In Bath habe ich ein spannendes Hotel (es hat echt wenig Zeltplätze in der Umgebung) erwischt: Keine Fenster. Die Stadt selber ist ganz OK.

Tag 32: Kopfrechnen (Froxfield)

Bin quasi den ganzen Tag am Kanal. Auch hier gehts aber nicht besonders schnell. Wie die letzten Tage eigentlich immer ist entweder der Belag extrem schlecht, Gatter erschweren das Fahren, Velowege führen über Trottoirs und werden dauernd von Seitenstrassen unterbrochen usw. usf. Zusätzlich jetzt noch überwuchernde Brenesseln überall. Ist das eine national geschützte Pflanze, dass die einfach in alle Wege reinwachsen darf?

Unterwegs treffe ich einen Neuseeländer, den ich unterwegs zwei mal wieder sehe und der mir kurzerhand zu meiner Unterkunft folgt, weils nicht mehr weit ist und er (genau wie ich) keinen Zeltplatz gefunden hat.
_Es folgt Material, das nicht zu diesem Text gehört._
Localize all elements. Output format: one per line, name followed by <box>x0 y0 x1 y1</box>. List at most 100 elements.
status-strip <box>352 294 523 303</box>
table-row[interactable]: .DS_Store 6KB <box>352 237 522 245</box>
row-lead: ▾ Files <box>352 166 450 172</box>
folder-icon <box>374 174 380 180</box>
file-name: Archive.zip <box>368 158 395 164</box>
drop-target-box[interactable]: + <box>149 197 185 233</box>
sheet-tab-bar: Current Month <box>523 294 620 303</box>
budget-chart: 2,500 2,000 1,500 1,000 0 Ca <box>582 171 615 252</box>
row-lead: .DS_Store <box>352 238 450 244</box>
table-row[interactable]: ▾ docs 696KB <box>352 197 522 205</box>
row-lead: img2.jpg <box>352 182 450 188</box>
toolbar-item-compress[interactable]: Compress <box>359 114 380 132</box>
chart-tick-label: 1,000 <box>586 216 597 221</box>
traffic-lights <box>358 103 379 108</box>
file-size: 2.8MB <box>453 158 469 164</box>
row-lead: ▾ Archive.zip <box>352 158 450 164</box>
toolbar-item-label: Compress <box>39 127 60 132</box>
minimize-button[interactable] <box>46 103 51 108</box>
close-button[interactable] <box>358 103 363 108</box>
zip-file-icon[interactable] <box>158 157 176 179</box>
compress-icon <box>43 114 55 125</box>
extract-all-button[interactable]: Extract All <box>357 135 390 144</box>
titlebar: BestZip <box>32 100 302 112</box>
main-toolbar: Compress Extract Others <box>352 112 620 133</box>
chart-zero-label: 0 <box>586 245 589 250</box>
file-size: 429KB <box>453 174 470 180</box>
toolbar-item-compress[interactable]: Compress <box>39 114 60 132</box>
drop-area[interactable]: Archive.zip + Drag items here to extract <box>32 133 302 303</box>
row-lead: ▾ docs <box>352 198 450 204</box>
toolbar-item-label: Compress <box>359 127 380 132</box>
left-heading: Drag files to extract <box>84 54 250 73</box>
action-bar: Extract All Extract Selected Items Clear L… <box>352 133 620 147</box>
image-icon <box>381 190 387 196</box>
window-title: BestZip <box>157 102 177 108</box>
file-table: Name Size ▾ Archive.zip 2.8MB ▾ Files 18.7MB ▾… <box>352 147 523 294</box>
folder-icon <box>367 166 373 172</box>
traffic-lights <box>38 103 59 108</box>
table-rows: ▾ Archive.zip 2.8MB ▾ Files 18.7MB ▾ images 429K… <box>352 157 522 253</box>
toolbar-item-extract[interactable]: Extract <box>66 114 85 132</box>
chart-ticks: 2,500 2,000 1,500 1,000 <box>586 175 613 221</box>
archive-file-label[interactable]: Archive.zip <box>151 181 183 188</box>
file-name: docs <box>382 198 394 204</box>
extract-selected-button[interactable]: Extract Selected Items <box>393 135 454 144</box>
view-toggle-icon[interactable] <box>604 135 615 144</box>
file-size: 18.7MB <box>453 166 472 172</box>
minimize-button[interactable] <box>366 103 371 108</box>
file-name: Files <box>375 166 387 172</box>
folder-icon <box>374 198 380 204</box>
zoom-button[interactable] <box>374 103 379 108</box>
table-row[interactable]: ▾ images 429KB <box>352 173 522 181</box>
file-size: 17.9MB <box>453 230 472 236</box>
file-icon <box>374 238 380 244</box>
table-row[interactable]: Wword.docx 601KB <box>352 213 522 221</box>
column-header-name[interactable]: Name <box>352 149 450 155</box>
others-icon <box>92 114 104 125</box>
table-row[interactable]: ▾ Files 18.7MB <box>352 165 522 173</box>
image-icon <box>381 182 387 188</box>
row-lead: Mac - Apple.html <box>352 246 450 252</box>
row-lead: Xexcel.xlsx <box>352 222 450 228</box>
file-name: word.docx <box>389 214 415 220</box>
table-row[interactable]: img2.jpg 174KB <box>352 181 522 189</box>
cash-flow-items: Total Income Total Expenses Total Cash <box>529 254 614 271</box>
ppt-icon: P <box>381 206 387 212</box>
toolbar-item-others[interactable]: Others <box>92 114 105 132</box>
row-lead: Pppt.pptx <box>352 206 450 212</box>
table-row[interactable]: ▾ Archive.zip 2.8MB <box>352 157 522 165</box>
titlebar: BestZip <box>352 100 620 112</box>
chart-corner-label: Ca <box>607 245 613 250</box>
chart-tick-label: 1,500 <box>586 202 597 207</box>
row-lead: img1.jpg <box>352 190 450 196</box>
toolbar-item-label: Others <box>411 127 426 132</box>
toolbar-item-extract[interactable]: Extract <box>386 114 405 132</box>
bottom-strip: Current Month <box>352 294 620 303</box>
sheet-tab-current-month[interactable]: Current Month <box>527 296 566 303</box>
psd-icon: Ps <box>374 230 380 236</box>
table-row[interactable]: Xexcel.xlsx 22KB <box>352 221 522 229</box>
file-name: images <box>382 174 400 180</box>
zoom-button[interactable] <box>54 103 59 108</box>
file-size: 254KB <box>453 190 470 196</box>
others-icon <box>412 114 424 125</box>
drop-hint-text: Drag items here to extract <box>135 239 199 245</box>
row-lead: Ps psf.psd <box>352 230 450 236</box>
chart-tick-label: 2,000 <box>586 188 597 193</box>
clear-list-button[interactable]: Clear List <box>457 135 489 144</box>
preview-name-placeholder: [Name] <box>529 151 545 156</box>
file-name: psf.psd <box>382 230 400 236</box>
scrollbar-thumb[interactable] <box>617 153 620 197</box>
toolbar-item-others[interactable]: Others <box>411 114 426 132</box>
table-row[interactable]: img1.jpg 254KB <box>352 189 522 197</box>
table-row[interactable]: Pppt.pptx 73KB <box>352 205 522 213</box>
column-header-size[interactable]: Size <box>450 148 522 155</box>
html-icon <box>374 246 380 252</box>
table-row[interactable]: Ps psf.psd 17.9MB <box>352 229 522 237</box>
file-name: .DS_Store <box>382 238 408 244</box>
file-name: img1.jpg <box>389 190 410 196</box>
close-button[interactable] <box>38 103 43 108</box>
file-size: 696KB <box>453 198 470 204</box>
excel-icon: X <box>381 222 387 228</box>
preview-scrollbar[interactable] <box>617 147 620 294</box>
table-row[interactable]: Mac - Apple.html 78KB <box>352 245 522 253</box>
Beim Buchen eines Zimmers hier im Inn schnappt der Empfangsdame jemand via booking.com das letzte Zimmer weg. Wir entschliessen uns kurzerhand, das Zimmer zu teilen und die Rezeptionistin kann die Zimmer noch so umarrangieren, dass wir getrennte Betten haben 🙂 Sooo alleine hab ich mich dann auch wieder nicht gefühlt.